You can of course, tokenize many n-grams in the same place, by using n & n_min parameters.

tft_token_ngram <- tokenize_ngrams(x = the_fir_tree,
                                   n = 2L,
                                   n_min = 1L)
tft_token_ngram[[1]]

##  [1] "far"          "far down"     "down"         "down in"      "in"          
##  [6] "in the"       "the"          "the forest"   "forest"       "forest where"
## [11] "where"        "where the"    "the"          "the warm"     "warm"        
## [16] "warm sun"     "sun"          "sun and"      "and"          "and the"     
## [21] "the"          "the fresh"    "fresh"        "fresh air"    "air"         
## [26] "air made"     "made"         "made a"       "a"            "a sweet"     
## [31] "sweet"

This is beneficial, because unigrams would capture the frequency of the words, and the bigrams would supplement the meaning of tokens, that unigrams didn’t catch.

2.2.4 Token type: Lines, sentence, and paragraph

These rather large token types are rarely used for modelling purposes. The common approach for these, is to collapse all strings into one giant string, and split them using a delimeter.

2.2.4.1 Chapters/paragraphs

add_paragraphs <- function(data) {
  pull(data, text) %>%
    paste(collapse = "\n") %>%
    tokenize_paragraphs() %>%
    unlist() %>%
    tibble(text = .) %>%
    mutate(paragraph = row_number())
}

library(janeaustenr)

northangerabbey_paragraphed <- tibble(text = northangerabbey) %>%
  mutate(chapter = cumsum(str_detect(text, "^CHAPTER "))) %>%
  filter(chapter > 0,
         !str_detect(text, "^CHAPTER ")) %>%
  nest(data = text) %>%
  mutate(data = map(data, add_paragraphs)) %>%
  unnest(cols = c(data))

glimpse(northangerabbey_paragraphed)

## Rows: 1,020
## Columns: 3
## $ chapter   <int> 1, 1, 1, 1, 1, 1, 1, 1, 1, 1, 1, 1, 1, 1, 1, 1, 1, 1, 2, 2, …
## $ text      <chr> "No one who had ever seen Catherine Morland in her infancy w…
## $ paragraph <int> 1, 2, 3, 4, 5, 6, 7, 8, 9, 10, 11, 12, 13, 14, 15, 16, 17, 1…

2.2.4.2 Sentences

Convert the fir tree from “one line per element” to “one line per sentence”.

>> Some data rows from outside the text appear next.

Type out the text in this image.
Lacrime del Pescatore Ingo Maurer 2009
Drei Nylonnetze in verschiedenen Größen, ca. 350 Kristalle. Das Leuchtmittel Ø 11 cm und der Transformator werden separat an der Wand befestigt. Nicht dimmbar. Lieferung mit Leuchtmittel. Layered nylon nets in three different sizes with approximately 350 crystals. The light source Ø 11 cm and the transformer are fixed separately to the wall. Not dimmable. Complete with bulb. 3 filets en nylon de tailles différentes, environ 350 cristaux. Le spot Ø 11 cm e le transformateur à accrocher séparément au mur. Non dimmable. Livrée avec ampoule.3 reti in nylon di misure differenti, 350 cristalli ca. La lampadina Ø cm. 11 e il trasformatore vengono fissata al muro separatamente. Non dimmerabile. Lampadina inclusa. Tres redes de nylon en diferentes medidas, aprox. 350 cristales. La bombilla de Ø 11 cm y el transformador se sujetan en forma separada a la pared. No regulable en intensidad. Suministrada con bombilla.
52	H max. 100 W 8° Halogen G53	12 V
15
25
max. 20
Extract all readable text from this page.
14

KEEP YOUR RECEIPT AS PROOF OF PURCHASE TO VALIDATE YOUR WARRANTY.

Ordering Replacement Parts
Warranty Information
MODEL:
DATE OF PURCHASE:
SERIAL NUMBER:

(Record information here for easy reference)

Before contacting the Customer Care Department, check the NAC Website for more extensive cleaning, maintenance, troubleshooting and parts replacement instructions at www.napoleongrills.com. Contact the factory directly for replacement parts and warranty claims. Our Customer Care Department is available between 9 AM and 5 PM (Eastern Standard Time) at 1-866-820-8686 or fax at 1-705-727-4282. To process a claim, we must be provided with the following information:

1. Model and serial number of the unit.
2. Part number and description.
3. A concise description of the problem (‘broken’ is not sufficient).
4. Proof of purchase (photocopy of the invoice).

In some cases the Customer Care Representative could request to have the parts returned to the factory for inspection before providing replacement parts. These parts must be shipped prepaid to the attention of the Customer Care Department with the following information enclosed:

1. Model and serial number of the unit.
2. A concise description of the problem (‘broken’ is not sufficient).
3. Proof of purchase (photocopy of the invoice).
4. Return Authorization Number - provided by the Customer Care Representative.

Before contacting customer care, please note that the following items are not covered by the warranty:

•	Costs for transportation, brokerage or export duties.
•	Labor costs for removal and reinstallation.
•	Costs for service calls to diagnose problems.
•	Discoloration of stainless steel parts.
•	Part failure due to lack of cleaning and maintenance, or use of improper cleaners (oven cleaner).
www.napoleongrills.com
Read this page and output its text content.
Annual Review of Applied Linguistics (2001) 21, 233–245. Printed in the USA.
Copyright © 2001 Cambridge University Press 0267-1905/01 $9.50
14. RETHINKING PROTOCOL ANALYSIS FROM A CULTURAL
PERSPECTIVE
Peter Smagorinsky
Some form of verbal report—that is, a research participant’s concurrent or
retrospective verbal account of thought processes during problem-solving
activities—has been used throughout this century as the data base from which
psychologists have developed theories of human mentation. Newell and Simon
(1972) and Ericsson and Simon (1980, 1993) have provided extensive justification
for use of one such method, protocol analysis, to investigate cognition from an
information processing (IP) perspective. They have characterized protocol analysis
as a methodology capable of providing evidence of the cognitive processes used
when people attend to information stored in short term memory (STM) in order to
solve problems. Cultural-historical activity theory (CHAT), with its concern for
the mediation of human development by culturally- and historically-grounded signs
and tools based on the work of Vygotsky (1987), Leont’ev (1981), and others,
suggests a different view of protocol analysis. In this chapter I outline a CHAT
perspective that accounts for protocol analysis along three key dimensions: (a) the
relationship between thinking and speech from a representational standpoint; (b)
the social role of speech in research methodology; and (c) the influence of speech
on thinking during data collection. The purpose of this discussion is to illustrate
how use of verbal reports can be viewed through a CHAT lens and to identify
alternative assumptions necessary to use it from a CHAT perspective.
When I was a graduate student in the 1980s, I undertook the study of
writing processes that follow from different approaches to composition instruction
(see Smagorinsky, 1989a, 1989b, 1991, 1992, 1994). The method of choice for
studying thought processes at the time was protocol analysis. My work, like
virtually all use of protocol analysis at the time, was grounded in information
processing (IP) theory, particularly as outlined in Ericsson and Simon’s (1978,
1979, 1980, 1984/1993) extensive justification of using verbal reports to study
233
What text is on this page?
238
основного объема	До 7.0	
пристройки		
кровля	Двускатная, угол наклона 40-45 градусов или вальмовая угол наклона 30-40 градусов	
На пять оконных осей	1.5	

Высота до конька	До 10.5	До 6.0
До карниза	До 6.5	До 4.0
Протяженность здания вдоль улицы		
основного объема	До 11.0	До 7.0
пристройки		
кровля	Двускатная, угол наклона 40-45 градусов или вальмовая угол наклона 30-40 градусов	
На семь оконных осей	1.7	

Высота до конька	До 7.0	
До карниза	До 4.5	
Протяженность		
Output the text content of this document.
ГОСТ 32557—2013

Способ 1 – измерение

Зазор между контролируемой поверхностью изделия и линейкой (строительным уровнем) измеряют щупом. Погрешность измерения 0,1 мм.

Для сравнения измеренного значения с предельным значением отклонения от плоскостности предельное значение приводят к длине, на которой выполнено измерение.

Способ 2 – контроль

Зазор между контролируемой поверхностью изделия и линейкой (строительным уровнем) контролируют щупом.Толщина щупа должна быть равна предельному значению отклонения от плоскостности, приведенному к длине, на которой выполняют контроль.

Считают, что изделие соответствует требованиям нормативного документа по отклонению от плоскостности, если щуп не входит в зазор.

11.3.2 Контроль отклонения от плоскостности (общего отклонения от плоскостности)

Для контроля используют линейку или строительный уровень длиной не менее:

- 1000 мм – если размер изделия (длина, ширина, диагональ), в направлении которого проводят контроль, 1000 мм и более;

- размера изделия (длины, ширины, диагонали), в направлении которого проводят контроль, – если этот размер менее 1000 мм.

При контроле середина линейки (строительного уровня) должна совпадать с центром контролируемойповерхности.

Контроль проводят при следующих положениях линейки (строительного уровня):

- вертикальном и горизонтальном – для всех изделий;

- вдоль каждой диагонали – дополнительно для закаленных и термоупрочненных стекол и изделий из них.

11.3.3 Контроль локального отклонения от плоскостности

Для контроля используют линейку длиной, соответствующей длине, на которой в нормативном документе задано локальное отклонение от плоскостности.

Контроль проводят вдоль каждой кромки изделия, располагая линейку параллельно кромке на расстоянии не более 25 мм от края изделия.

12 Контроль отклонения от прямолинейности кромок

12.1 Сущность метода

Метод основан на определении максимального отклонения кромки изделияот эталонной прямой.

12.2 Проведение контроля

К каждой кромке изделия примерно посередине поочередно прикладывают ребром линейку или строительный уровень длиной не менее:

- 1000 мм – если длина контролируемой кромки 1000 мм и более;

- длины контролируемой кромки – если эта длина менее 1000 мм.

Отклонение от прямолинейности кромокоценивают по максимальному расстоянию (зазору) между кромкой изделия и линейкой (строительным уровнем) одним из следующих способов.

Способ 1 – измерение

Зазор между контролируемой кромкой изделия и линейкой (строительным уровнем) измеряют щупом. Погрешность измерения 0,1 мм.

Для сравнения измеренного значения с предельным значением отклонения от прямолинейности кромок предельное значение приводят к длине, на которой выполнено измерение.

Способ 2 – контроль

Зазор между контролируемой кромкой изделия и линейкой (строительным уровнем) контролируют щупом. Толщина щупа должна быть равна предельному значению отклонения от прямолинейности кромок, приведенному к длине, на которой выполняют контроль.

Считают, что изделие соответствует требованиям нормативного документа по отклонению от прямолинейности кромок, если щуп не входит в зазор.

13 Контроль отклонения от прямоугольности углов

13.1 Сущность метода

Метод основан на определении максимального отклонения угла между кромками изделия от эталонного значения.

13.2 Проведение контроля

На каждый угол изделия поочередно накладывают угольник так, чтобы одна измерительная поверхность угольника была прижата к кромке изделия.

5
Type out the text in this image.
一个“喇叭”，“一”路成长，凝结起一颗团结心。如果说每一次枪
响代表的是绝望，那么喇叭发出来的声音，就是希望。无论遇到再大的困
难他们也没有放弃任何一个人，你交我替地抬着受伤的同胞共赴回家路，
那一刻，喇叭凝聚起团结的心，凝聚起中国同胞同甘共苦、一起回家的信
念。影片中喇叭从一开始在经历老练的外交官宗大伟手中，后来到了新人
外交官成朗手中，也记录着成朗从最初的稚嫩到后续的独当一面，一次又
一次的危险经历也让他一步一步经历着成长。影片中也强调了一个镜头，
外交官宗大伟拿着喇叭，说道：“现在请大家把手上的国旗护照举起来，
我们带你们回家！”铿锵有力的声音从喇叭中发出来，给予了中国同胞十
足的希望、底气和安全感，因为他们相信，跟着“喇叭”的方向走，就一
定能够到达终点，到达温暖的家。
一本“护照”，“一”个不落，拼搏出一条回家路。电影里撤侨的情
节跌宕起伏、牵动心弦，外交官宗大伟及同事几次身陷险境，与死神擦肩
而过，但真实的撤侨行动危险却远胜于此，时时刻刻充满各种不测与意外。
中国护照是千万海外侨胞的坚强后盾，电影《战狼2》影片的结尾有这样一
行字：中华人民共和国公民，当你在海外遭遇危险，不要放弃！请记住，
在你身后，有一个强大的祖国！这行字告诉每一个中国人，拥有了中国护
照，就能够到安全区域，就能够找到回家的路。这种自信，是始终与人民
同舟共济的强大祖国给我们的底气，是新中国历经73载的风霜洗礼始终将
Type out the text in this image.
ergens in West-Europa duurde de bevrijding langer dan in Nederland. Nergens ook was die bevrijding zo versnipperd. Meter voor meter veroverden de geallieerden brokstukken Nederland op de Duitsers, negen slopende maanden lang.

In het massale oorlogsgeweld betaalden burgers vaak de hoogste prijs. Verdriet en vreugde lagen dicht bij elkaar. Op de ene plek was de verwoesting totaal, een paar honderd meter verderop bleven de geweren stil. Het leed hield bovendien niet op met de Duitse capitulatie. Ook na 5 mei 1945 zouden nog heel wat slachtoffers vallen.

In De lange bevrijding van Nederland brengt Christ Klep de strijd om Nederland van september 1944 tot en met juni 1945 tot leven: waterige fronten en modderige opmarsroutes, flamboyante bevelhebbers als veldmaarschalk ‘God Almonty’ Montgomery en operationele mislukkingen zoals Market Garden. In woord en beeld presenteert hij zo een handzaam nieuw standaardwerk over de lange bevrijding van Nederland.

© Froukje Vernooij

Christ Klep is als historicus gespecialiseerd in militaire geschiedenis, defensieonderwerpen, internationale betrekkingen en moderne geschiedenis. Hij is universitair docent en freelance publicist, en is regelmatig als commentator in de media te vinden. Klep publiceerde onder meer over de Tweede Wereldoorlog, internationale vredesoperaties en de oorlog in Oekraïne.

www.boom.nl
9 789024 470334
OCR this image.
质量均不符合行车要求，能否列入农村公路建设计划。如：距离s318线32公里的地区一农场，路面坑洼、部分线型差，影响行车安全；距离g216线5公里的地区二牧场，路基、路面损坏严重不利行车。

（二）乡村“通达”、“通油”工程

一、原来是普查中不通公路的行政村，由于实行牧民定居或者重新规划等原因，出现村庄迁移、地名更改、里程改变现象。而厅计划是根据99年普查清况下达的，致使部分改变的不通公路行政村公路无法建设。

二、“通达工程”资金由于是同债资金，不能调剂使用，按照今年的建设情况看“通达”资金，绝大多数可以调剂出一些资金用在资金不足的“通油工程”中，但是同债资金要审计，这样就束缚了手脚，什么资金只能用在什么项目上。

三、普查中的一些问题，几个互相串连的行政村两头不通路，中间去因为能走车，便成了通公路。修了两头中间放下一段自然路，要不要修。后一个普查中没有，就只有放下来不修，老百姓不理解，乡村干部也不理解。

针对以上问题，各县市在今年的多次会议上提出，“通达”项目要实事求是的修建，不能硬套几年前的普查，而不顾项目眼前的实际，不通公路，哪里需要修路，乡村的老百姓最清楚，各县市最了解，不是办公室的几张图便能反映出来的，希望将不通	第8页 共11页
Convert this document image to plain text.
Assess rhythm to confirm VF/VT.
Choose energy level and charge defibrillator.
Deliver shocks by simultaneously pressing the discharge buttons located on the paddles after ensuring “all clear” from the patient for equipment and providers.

the_fir_tree_sentences <- the_fir_tree %>%
  paste(collapse = " ") %>%
  tokenize_sentences()

head(the_fir_tree_sentences[[1]])

## [1] "Far down in the forest, where the warm sun and the fresh air made a sweet resting-place, grew a pretty little fir-tree; and yet it was not happy, it wished so much to be tall like its companions– the pines and firs which grew around it."
## [2] "The sun shone, and the soft air fluttered its leaves, and the little peasant children passed by, prattling merrily, but the fir-tree heeded them not."                                                                                       
## [3] "Sometimes the children would bring a large basket of raspberries or strawberries, wreathed on a straw, and seat themselves near the fir-tree, and say, \"Is it not a pretty little tree?\""                                                  
## [4] "which made it feel more unhappy than before."                                                                                                                                                                                                
## [5] "And yet all this while the tree grew a notch or joint taller every year; for by the number of joints in the stem of a fir-tree we can discover its age."                                                                                     
## [6] "Still, as it grew, it complained."